A Europa e o refascismo

Quando se pensa no fascismo, os países que vêm normalmente à cabeça são a Itália, em certo sentido a Alemanha, também Portugal e a Espanha. A certa altura dos anos 30 e 40, regimes aparentados ao fascismo dominavam no continente europeu, em particular no Leste, onde estavam na Polónia e na Eslováquia, na Hungria e na Roménia. Em 1936, apenas, a Frente Popular deteve a chegada do fascismo à França e é talvez por isso que não pensamos muito na França quando pensamos no fascismo.

E, no entanto, foi na França que durante o meio século anterior foram germinando as sementes de ideias que depois ganhariam esse nome. O anti-semitismo moderno, com a eclosão do caso Dreyfus no fim do século XIX e a imprensa mais raivosamente anti-judaica da Europa no início do século XX; o anti-parlamentarismo de Sorel, que depois de passar da esquerda para a direita se tornou num precursor do nacional-socialismo; o revanchismo dos monárquicos e defensores do “organicismo” da nação; o pétainismo e o culto do salvador da pátria; e, muito, em particular, o integralismo de Charles Maurass, tido por ser uma das principais influências de Salazar. Tudo isso nasceu em França, muito disso ficou em estado larvar.

Saltemos de século. Desde 2001 que temos tido a infelicidade de ver todos os partidos estabelecidos da Vª República Francesa, da esquerda à direita, estenderem a passadeira à Frente Nacional. Desde logo quando toda a esquerda se dividiu para deixar passar Jean-Marie Le Pen à segunda volta das presidenciais. Depois, quando a direita de Sarkozy adotou todos os grandes temas da extrema-direita. E agora, com esse completo vazio de ideias — sobre a França, sobre a Europa ou sobre a democracia — que se chama François Hollande.

O resultado viu-se ontem, nas eleições municipais francesas. A Frente Nacional voltou a ganhar uma cidade, no Norte que já foi bastião comunista e socialista. Em Avignon e Fréjus vai para a segunda volta à frente. E em Marselha, o segundo município mais populoso do país, está à frente da esquerda e disputando a cidade com a direita.
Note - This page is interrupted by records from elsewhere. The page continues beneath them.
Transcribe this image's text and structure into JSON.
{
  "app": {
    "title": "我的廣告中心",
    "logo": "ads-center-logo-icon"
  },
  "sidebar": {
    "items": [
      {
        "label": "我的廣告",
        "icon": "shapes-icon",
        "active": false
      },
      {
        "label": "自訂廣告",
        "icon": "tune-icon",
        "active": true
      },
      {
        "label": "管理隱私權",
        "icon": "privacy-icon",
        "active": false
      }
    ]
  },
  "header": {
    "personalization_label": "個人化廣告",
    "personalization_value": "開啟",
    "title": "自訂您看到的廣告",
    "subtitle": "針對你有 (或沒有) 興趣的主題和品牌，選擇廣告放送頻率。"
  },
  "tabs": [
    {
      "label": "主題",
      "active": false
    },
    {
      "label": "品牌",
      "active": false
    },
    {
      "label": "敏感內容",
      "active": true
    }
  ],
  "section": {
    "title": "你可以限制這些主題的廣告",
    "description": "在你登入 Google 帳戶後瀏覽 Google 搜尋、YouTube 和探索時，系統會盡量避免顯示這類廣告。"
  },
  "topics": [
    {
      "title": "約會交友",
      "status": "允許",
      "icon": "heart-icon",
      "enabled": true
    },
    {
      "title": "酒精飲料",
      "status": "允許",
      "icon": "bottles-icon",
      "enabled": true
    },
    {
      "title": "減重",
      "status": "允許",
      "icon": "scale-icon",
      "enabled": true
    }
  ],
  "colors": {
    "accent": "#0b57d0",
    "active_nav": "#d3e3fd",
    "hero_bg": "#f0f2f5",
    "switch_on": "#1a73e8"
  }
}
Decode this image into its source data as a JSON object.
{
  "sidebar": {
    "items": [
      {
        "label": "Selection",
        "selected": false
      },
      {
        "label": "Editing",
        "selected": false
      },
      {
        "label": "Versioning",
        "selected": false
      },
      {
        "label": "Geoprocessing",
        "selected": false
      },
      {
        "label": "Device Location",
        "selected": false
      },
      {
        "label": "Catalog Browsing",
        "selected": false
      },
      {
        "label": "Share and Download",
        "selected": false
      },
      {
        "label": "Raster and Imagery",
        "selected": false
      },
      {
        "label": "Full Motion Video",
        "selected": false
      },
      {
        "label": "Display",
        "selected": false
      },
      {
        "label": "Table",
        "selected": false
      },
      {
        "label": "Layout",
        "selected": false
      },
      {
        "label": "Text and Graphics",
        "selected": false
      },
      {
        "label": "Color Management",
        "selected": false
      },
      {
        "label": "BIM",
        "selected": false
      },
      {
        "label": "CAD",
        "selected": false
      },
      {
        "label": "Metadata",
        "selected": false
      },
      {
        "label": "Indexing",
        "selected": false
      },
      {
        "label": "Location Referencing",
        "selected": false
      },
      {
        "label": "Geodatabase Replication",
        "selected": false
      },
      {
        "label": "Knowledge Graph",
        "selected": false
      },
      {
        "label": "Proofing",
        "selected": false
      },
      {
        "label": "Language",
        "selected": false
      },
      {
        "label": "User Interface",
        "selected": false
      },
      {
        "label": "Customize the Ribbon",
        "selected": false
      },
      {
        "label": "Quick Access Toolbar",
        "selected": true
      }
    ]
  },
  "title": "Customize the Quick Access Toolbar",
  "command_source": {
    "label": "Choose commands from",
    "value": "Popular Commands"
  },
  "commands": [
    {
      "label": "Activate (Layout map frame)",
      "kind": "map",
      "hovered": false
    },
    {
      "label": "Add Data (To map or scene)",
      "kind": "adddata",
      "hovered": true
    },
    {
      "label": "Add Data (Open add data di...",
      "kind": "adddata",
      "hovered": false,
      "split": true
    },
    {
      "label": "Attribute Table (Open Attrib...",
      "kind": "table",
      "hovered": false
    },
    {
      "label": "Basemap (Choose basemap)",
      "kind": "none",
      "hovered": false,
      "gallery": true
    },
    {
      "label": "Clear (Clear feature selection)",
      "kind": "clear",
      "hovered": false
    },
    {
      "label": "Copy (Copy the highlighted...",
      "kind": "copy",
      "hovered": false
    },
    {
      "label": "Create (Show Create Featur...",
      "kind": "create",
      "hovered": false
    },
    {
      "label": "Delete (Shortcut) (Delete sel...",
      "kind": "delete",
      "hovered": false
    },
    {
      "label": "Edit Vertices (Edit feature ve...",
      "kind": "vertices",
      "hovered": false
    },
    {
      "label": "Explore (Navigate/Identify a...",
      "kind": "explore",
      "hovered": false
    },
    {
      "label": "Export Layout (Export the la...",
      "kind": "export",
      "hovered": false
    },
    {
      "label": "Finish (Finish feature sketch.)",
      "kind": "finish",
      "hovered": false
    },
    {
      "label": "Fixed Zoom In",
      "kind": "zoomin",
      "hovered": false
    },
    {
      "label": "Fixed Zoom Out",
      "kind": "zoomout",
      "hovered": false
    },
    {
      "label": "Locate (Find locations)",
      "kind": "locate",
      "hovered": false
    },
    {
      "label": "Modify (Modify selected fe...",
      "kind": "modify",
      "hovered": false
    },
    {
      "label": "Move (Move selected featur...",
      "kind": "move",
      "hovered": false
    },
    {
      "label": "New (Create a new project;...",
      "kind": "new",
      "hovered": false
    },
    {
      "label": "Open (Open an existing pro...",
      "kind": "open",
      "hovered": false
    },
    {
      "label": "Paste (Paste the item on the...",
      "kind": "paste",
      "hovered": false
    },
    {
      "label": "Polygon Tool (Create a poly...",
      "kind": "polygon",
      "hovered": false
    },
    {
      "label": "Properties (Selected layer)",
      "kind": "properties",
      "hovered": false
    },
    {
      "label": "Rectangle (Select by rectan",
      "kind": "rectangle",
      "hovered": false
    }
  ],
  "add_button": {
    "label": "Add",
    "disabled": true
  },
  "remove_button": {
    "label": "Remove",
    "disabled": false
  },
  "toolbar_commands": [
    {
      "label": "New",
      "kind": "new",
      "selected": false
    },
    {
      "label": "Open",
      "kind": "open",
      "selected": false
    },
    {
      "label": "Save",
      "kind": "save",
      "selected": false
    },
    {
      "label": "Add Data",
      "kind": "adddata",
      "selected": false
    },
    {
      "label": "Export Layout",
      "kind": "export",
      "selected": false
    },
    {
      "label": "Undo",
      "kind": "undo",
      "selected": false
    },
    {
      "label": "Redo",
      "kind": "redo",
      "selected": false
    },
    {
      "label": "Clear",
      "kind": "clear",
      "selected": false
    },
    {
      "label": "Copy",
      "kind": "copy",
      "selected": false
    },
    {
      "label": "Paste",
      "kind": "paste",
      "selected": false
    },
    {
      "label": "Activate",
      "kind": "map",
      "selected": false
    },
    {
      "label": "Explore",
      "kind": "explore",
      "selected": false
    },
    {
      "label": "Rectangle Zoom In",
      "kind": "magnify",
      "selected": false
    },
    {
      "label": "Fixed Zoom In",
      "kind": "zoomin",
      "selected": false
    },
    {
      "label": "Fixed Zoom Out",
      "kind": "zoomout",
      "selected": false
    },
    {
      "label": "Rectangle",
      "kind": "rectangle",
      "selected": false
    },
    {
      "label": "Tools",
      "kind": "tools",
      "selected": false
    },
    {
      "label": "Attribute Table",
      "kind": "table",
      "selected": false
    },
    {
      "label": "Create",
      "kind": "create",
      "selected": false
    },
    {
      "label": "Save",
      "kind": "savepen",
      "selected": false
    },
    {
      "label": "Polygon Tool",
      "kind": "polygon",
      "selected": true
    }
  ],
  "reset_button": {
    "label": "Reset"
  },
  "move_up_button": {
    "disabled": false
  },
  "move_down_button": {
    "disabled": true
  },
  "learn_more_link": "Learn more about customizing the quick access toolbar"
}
Isto é uma primeira volta; quando os franceses voltarem às urnas a história será um tanto diferente. Mas isso importa pouco, porque a tendência é clara. Hoje, a filha do pai, Marine Le Pen, é presença permanente em todos os media franceses. As suas ideias tornaram-se plausíveis e pseudorrespeitáveis; concordam com ela entre um quarto e um terço dos franceses. O voto popular passou da esquerda para a Frente Nacional. Para todos os efeitos, há hoje em dia três pólos: a esquerda, a direita, e a Frente Nacional. Começa-se a desconfiar que esta caminhada só vai parar no Palácio do Eliseu. Com ela acabará a Vª República Francesa, e não só: acabará definitivamente uma certa ideia da Europa do pós-guerra.

Isto não se passa só em França. Gente defendendo as mesmas ideias estão no governo da Áustria ou da Letónia e apoiam os governos da Holanda ou da Suécia. Na Itália, a anti-política de Grillo sobe nas sondagens.

Chamem-se fascistas ou não, o que esta gente tem de comum é uma insinceridade e deslealdade de base em relação à democracia. A democracia só lhes interessa para manipular até chegar ao poder. E uma democracia sem ideias abre-lhes o caminho. Uma democracia que não acredite no futuro pode bem acabar por não o ter.